I sat and watched the live stream of yesterday’s proceedings, hoping to see history in the making, but in the end the motion failed, by a vote of 308 to 338, 30 votes are what separated sending the issue to the full church. A two percent margin. So close, but so far. In the hour after the vote, I followed, and engaged in the twitterverse discussion of the issue. Of those using the #ga220 hash-tag, the vast majority were profoundly disappointed. There were numerous references to the fact that the young adult advisory delegates (YAAD) cast their non-binding advisory votes overwhelmingly in support of the measure. 75% of YAAD supported it. And there was fear that these young adults would leave the church because the motion failed.

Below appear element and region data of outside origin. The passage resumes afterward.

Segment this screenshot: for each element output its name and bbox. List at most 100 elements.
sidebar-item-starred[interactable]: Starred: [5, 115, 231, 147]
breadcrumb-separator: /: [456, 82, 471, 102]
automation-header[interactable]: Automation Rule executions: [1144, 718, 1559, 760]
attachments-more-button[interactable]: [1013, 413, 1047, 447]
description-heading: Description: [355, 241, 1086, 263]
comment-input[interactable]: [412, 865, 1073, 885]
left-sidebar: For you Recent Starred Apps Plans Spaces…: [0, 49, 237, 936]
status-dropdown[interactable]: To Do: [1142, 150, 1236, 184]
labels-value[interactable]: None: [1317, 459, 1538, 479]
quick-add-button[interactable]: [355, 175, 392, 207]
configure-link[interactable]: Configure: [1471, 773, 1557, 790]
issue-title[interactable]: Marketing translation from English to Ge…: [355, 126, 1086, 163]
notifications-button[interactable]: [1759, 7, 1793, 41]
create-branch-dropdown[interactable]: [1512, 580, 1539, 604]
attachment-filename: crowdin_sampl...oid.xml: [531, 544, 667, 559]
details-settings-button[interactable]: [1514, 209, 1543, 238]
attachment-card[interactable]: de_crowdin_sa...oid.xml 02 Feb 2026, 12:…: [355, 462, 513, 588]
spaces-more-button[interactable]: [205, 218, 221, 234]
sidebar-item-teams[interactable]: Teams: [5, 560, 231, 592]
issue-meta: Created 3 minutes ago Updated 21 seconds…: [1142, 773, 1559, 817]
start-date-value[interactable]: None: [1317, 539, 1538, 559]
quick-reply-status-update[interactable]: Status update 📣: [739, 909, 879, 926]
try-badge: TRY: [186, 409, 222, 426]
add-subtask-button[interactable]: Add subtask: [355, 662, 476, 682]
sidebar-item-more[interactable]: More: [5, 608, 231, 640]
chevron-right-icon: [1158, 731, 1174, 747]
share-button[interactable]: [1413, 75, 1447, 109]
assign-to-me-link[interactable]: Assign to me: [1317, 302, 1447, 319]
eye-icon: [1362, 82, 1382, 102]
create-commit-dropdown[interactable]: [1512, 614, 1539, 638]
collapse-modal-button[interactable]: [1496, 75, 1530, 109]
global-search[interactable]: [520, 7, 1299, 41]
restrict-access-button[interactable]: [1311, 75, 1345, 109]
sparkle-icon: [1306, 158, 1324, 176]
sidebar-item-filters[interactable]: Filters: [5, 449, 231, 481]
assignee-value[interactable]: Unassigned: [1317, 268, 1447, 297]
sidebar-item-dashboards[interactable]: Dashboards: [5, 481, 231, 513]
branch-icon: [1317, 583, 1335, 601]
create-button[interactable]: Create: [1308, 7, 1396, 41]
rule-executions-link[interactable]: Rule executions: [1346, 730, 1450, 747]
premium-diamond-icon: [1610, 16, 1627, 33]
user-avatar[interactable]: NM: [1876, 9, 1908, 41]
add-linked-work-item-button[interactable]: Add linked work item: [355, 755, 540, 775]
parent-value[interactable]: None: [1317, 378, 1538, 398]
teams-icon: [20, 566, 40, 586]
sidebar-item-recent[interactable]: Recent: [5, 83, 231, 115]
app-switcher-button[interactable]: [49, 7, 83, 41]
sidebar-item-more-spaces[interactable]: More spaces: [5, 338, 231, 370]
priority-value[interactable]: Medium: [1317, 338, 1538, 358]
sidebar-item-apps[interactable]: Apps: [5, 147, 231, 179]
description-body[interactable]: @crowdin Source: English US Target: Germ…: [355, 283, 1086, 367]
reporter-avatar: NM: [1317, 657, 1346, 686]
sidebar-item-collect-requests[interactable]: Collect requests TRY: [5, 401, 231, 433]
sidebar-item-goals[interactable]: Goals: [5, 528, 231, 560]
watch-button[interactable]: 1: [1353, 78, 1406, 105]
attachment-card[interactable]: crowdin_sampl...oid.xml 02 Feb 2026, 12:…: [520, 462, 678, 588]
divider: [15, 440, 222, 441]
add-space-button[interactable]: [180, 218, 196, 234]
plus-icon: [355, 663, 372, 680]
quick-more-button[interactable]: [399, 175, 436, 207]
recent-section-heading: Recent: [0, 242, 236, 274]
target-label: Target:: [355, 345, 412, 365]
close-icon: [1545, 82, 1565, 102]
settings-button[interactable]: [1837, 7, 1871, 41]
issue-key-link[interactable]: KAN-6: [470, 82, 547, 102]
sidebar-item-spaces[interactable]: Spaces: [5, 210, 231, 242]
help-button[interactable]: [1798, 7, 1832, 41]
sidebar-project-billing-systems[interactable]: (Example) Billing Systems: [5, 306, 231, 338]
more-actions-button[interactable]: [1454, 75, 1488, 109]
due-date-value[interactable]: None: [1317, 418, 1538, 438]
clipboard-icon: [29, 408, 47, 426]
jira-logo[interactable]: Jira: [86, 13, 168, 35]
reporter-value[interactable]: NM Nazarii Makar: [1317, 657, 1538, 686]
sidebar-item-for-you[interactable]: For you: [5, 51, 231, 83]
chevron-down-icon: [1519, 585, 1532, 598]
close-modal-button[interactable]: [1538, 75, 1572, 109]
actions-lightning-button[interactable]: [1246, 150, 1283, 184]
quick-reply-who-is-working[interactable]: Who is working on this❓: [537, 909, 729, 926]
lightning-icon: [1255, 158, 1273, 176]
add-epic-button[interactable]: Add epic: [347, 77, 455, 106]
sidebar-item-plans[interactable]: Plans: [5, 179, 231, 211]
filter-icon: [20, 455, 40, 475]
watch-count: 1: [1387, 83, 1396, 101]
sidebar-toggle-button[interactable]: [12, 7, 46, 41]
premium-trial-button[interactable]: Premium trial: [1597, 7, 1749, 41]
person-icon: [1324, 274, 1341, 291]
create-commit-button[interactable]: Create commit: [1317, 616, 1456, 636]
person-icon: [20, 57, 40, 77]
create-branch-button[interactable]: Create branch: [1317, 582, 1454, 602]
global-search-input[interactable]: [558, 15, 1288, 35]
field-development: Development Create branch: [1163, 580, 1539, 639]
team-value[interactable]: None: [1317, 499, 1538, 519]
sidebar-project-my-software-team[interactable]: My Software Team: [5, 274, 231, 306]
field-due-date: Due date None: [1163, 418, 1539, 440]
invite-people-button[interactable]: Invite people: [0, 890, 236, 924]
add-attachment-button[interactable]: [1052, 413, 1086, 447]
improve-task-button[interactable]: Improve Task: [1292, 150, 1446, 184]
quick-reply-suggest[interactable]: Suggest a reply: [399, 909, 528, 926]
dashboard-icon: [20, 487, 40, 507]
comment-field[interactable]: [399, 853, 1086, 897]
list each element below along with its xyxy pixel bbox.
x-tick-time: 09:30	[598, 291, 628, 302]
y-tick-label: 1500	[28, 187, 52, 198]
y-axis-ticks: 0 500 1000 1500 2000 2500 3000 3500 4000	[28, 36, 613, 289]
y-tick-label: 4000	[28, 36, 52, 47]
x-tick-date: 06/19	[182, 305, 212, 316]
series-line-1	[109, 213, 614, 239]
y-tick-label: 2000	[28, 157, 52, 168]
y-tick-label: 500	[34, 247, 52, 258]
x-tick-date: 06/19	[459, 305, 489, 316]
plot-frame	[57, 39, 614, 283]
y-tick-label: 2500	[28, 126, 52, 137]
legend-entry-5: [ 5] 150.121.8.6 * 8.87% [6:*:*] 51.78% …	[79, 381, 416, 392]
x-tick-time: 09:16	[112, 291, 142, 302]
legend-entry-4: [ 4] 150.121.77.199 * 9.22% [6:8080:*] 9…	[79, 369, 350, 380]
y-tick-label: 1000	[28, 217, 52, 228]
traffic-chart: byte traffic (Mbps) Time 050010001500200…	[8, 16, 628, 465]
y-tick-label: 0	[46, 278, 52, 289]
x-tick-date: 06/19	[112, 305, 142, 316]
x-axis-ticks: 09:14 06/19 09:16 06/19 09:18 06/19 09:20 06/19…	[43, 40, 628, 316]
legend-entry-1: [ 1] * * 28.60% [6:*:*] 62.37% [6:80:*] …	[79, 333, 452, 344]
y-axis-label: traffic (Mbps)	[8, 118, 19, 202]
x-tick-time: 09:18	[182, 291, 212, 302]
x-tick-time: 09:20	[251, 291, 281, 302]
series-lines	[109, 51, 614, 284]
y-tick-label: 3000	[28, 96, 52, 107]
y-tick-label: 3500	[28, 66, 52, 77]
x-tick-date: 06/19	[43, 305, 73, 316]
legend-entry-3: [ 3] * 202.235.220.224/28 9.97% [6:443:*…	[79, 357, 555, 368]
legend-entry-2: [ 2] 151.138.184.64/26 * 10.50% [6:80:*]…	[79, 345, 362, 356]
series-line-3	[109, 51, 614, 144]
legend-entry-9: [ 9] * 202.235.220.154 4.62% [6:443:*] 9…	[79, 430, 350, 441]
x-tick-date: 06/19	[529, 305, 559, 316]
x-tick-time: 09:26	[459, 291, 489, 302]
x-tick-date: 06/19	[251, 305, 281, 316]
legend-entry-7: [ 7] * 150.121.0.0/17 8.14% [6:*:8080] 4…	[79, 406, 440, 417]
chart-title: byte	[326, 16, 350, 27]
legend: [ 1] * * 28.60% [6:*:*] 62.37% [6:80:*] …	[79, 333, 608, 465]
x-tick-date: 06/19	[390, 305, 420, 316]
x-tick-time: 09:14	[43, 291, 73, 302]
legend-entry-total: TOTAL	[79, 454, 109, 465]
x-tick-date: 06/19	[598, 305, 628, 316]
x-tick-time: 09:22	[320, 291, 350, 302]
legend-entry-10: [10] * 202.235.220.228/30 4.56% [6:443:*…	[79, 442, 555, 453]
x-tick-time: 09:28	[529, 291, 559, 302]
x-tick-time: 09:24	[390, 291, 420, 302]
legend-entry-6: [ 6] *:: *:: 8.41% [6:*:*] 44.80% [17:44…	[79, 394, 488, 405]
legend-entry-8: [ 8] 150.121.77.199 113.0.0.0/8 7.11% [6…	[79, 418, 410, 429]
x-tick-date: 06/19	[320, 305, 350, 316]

I looked at it differently. A mere 30 votes out of some 600 cast separated defeat from victory. The church itself is very much divided on the issue, as the vote pointed out. And as a result, it strikes me that it may be OK that it did not pass just yet. Each year more and more support is growing for marriage equality. With younger Americans almost entirely united behind the issue. While it is profoundly disappointing that all of God’s children are not treated equally by the church, I am confident this is just a matter of time.
And as a relatively new Presbyterian, who spent a lifetime in the Catholic church, I am just completely amazed by the ability of the church itself to engage, deliberate, and debate issues in public. Sure its messy, its frustrating, but it is church democracy. And that is a powerful thing.
In the end, 30 votes separates the past from the future. Presbyterians adhere to the mantra of “Reformed and always reforming.” Reform sometimes takes time. But we’ll get there.